Colors in Cambridge - Black

by Jabe Tarter
Issue #13 - May 1974

Black glass has been known for centuries throughout the world. It has been made in almost every major glass making house in the USA, originating in the glass furnaces in France in the 15th Century.

Before the opening of the 16th century, almost all glass throughout the world was an off color. The makers had not yet discovered the method for removing impurities from the glass before it was melted into the batch.

This lack of knowledge in making pure crystals and opaques in a pure color, resulted in a massive amount of colored glass and the so-called stained glass windows of the period. Multi-colored glass covered a multitude of sins in the glass. Bubbles were not visible, and where the glass was not colored in itself, the glass was painted as with glass Icons from the Eastern Orthodox Churches.

It was in France that nickel was discovered as being the single most important coloring agent for what was called "death glass". It was so named because of the connotations of death and apparel of the dead, which was, of course, black.

As soon as it was discovered that the additions of nickel in varying amounts made black glass, almost every Country in the world took it up. It was particularly popular in England in the latter part of the 19th century.

Queen Victoria, who had married her cousin, the poverty stricken Prince Albert from Saxony, Germany, had such impact on the world that her dictates appeared to be those of command in wearing apparel, glass, home decor and heavy dark furnishings.

When Prince Albert died, it has been suggested that in self defence, Victoria required her entire court to wear black for the remaining thirty years of her reign. Not only was England affected, but the entire world.

It was the advent of heavy dark draperies and dark stained furniture. Black was the favorite material and color for men and women of all ages. The glass houses followed suit by making black glass in every imaginable form.

In the last decade of the 19th Century, black was so popular that the women began wearing black veils whether there had been a death or not. This style extended into the 20th Century.

An accident almost a Century before 1890 had given the glass makers the secret of satinizing glass. It was the fact that some rather drab glass happened to be sitting near a vat of Hydrofluoric Acid which had been used to scrub molds. The appearance of the glass was such a pleasing velvety effect that the fad was taken up again in the late 19th and early 20th Century.

Cambridge Glass, under the direction of A. J. Bennett, was among the first to reinstitute the fad of almost a century before. He saw the possibilities of satinized glass. Because he was a close friend of Augustus H. Heisey, the two of them collaborated on making black glass. It wasn't long before each of them were using the satinizing method on other desirable colors.

A. H. Heisey had never been A. J. Bennett's boss in the old National Glass Co. Bennett came from New York for the sole purpose of managing and later owning the Cambridge Glass Co., after the National Glass Co. was defunct. But because the Cambridge Glass Co. was a dream before 1901, and Heisey was its President, it followed that the two would be friends.

During A. J. Bennett's administration of the Cambridge Glass Co., he utilized satin glass on many of his flower frogs.

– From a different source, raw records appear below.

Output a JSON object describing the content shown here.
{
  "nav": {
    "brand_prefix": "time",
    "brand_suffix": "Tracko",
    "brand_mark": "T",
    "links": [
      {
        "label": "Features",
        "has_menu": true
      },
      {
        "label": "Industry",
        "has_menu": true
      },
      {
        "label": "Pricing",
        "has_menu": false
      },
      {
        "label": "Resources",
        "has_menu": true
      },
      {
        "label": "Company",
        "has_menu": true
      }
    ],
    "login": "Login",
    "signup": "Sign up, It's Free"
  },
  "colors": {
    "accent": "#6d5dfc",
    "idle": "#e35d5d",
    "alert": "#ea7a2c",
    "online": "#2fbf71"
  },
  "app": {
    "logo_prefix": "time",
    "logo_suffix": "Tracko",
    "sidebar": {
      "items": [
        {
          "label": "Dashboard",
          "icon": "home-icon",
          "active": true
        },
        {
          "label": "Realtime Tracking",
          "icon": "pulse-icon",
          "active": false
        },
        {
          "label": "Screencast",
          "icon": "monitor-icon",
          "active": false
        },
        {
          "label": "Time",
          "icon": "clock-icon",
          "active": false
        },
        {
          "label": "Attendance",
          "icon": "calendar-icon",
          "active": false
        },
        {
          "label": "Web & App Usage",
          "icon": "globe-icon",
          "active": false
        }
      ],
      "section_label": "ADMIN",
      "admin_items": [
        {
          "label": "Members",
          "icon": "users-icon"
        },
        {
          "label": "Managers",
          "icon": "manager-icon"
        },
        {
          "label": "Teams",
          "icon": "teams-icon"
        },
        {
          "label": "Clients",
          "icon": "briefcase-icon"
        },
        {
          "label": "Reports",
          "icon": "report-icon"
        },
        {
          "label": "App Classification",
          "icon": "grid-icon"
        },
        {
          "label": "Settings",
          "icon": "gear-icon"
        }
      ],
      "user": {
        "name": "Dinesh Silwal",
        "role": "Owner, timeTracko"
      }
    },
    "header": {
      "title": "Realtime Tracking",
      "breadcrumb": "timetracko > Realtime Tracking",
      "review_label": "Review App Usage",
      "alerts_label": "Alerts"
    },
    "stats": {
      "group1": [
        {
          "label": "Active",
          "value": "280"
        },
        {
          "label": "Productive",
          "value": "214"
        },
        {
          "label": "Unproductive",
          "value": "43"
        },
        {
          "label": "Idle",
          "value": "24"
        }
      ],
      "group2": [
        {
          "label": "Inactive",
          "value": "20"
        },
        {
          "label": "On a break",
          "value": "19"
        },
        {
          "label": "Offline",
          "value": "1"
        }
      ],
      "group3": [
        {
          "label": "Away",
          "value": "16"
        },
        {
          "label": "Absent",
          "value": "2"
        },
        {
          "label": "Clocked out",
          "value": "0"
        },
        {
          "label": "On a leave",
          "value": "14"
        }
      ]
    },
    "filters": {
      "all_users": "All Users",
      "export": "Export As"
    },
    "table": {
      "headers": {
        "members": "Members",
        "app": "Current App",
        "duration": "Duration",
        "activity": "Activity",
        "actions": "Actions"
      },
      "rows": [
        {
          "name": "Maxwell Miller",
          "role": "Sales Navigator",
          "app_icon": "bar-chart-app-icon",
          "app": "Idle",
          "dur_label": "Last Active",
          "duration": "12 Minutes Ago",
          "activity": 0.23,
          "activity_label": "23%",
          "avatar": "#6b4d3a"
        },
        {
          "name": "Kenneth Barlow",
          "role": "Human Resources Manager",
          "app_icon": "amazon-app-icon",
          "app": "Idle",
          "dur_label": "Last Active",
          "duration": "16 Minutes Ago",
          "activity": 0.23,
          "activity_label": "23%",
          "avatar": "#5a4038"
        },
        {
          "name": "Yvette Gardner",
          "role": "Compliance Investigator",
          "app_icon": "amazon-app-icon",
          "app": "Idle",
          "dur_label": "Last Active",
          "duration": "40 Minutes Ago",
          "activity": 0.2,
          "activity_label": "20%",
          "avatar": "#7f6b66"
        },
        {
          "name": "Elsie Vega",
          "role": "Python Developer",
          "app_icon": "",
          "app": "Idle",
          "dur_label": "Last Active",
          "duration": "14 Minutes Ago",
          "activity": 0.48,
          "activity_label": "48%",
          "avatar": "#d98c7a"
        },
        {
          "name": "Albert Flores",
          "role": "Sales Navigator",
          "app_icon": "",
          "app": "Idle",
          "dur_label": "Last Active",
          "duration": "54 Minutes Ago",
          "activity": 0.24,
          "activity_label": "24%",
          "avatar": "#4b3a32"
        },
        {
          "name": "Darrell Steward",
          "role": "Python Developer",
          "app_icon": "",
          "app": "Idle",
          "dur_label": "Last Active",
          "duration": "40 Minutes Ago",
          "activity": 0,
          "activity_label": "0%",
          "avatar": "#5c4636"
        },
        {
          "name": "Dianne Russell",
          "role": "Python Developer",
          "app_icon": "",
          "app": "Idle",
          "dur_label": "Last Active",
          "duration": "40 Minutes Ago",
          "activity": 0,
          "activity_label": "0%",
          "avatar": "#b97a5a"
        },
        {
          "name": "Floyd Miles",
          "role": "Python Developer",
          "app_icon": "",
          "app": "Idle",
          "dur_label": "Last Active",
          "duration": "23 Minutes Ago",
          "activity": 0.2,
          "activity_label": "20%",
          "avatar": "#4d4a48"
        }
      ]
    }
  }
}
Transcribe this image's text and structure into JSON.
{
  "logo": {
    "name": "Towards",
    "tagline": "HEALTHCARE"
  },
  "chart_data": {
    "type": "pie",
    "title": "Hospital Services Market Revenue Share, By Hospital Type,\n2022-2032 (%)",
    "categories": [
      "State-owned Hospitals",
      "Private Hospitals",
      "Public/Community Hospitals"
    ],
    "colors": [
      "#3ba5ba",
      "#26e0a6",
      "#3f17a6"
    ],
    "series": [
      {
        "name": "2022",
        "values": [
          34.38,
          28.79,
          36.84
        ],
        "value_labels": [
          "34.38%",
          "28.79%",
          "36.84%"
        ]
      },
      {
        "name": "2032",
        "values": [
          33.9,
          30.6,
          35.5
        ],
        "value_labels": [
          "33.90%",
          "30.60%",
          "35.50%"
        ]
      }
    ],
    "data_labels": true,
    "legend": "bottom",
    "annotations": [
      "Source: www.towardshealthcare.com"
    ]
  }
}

But it remained to him to introduce a new form of satinizing. Rather than the usual, dangerous method of satinizing with acid, he introduced sand blasting. The method was so successful and became so popular, that it was used extensively even into the Cambridge Square period.

Sandblasted block glass is not as soft to the touch as the acid treated glass, but it has the faculty of picking up light on the portions where the sand blasting was most forceful. This adds to the beauty if not the touch.

A. J. Bennett knew, as did all other glass makers, that there can be no such thing as pure black glass. Since black is a combination of all colors, it will transilluminate to dark amethyst or dark ruby, depending on the other ingredients in the glass.

Because of Whitlow's book on Art Glass several years ago, showing a piece of black satin as Tiffin glass, almost 100 percent of all satinized single layer glass is attributed to Tiffin. A point of correction through the more than a score of researchers, shows that Tiffin was responsible for less than one percent of the black and colored satin glass.

Black Satin and other satinized pieces from Cambridge are as important and avidly sought as the highest form of Art Glass coming from the Cambridge Factory.